Dünkü, BirGün ve Cumhuriyet gazetelerinde geleceğimizin nasıl karartıldığını gösteren ibret verici bir haber vardı.

Ekonomik İş birliği ve Kalkınma Örgütü (OECD) tarafından uygulanan “Uluslararası Öğrenci Değerlendirme Programının (PISA)” 2022 sonuçlarına göre ülkemiz, yine utanılacak bir konumda!

Singapur’un her alanda birinci olduğu değerlendirmede, Türk öğrenciler matematik, fen bilimleri ve okuma becerileri alanlarında OECD ortalamasının çok altında kalmışlar!

Türkiye, 37 OECD ülkesi arasında matematikte 32, fen alanında 29, okuma becerileri alanındaysa 30. Sırada yer almış…
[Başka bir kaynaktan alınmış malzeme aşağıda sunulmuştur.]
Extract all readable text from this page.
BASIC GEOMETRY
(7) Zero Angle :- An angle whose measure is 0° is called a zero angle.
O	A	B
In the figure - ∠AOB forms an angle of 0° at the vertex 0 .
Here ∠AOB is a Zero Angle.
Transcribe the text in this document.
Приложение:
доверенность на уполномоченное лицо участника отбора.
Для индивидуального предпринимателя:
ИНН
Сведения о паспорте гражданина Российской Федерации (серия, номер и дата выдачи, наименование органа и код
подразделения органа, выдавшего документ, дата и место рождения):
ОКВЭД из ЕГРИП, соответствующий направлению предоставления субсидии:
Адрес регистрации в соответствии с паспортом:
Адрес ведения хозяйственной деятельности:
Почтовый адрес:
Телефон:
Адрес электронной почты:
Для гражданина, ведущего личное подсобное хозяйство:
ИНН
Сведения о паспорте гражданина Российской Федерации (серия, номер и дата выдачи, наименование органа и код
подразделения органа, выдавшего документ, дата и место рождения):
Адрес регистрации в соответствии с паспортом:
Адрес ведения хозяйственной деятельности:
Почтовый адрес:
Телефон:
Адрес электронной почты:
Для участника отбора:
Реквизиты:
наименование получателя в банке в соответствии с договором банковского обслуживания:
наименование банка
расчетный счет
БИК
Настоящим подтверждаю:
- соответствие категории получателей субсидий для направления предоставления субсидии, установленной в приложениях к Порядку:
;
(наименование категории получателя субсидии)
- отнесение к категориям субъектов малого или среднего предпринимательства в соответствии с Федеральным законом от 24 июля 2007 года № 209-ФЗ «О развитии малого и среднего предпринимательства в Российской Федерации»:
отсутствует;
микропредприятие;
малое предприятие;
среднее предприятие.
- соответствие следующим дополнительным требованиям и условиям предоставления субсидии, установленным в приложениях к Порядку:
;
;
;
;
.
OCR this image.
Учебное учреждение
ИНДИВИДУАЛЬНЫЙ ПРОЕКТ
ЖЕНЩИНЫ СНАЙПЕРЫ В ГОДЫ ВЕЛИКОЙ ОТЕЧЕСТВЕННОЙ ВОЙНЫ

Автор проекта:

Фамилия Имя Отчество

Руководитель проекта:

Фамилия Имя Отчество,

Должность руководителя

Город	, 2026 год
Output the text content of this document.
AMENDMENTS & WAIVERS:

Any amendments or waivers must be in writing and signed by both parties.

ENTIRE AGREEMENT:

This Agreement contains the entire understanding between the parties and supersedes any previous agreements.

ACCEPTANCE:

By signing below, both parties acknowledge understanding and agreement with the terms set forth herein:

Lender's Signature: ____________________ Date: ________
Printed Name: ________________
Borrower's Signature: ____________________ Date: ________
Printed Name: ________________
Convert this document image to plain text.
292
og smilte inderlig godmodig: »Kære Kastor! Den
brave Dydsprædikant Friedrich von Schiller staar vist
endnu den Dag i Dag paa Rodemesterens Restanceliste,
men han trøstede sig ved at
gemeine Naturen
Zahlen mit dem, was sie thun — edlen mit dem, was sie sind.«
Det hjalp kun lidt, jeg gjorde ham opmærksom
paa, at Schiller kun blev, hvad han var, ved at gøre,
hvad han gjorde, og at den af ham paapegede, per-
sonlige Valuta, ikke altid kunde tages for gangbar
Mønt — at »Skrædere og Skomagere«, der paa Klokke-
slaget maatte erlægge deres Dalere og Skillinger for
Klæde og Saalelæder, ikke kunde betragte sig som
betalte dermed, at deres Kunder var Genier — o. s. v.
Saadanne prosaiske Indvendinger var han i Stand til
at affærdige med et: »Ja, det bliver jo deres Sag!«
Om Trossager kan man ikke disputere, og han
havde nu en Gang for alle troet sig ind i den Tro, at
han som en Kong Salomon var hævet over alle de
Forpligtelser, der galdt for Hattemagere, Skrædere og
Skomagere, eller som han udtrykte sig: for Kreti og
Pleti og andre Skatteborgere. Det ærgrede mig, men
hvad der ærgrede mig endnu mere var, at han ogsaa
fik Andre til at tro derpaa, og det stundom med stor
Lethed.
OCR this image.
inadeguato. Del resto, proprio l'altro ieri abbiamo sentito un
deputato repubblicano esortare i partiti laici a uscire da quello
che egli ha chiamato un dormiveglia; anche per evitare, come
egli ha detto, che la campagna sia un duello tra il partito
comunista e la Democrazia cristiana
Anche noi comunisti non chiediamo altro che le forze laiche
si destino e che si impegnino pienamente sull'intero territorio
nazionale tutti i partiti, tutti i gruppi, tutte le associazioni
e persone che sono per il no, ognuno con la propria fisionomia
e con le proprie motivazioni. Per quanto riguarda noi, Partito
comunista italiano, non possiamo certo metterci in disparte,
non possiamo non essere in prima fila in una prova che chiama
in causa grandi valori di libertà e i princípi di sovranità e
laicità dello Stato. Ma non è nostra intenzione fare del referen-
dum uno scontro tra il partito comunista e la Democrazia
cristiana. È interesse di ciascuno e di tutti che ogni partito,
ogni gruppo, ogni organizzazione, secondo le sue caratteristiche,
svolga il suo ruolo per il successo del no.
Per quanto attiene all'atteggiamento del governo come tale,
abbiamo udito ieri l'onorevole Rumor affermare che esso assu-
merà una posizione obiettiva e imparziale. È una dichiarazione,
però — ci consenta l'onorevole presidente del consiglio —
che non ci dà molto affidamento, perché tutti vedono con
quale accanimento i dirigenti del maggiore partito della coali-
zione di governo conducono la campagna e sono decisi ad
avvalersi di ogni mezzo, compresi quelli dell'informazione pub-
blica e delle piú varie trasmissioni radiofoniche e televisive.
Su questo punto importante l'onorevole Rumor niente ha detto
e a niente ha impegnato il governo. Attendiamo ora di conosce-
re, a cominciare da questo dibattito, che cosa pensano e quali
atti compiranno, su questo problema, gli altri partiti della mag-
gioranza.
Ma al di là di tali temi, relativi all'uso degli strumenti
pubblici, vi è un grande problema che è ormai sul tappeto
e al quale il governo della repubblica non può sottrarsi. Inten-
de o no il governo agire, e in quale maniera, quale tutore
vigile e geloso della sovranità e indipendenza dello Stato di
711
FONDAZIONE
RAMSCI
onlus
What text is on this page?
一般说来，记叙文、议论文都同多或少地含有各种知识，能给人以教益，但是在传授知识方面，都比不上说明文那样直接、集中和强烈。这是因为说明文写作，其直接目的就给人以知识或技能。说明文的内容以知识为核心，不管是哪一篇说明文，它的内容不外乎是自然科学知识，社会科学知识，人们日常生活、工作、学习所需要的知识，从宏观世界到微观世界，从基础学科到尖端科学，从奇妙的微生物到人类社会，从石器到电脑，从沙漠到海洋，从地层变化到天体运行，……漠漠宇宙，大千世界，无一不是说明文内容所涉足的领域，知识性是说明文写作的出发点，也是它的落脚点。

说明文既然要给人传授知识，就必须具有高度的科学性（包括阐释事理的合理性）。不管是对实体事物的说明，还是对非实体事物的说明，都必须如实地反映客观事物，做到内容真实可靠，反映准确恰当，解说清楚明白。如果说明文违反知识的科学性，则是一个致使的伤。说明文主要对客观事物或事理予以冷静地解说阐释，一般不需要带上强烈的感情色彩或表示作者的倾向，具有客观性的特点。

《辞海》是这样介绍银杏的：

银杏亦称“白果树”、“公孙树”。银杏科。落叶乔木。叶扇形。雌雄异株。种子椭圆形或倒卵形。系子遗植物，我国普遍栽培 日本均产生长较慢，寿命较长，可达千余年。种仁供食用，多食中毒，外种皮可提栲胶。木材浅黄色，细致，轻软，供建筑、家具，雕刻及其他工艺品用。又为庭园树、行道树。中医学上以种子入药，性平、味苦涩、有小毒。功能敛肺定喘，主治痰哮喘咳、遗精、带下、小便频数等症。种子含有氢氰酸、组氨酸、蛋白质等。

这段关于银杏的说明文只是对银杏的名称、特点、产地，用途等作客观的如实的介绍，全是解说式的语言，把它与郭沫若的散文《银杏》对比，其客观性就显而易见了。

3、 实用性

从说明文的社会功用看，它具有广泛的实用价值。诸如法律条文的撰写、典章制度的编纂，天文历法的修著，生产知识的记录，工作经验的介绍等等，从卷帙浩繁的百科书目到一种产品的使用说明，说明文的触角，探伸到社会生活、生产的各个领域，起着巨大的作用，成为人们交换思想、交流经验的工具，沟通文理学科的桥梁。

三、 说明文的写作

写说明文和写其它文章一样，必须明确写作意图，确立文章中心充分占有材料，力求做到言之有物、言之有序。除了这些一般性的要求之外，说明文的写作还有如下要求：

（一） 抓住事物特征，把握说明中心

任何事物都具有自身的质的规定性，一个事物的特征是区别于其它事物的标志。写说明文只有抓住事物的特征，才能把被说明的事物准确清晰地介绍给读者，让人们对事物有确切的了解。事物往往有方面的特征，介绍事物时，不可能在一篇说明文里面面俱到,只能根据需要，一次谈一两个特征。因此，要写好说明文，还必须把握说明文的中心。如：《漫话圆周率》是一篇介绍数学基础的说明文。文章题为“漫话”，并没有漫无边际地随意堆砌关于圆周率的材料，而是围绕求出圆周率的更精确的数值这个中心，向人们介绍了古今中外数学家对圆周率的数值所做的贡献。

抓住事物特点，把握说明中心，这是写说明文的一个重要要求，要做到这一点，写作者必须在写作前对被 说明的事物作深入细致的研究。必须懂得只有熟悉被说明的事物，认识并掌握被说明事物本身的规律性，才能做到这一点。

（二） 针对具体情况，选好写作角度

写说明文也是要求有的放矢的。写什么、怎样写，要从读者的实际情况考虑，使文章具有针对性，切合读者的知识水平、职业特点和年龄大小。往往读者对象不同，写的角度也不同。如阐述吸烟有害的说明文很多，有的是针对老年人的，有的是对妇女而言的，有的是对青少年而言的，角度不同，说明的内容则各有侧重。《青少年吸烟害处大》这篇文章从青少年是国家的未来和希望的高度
Bu sonuç, bırakın fen bilimlerini, anadilindeki eğitimi dahi anlamayan bir öğrenci düzeyinin oluştuğunu gösteriyor!

∗∗∗

Türkiye ile ilgili vahim verilerse şöyle:

• Okumada kızlar erkeklerden 25 puan daha geride kalmış...

• Öğrencilerin yaklaşık yüzde 71’i okumada 2. Düzeyde kalmış. (OECD ortalaması yüzde 74)

• PISA sınavına giren en dezavantajlı öğrenciler kapsamda, Türk öğrenciler yüzde 33’ün arasında yer alıyor.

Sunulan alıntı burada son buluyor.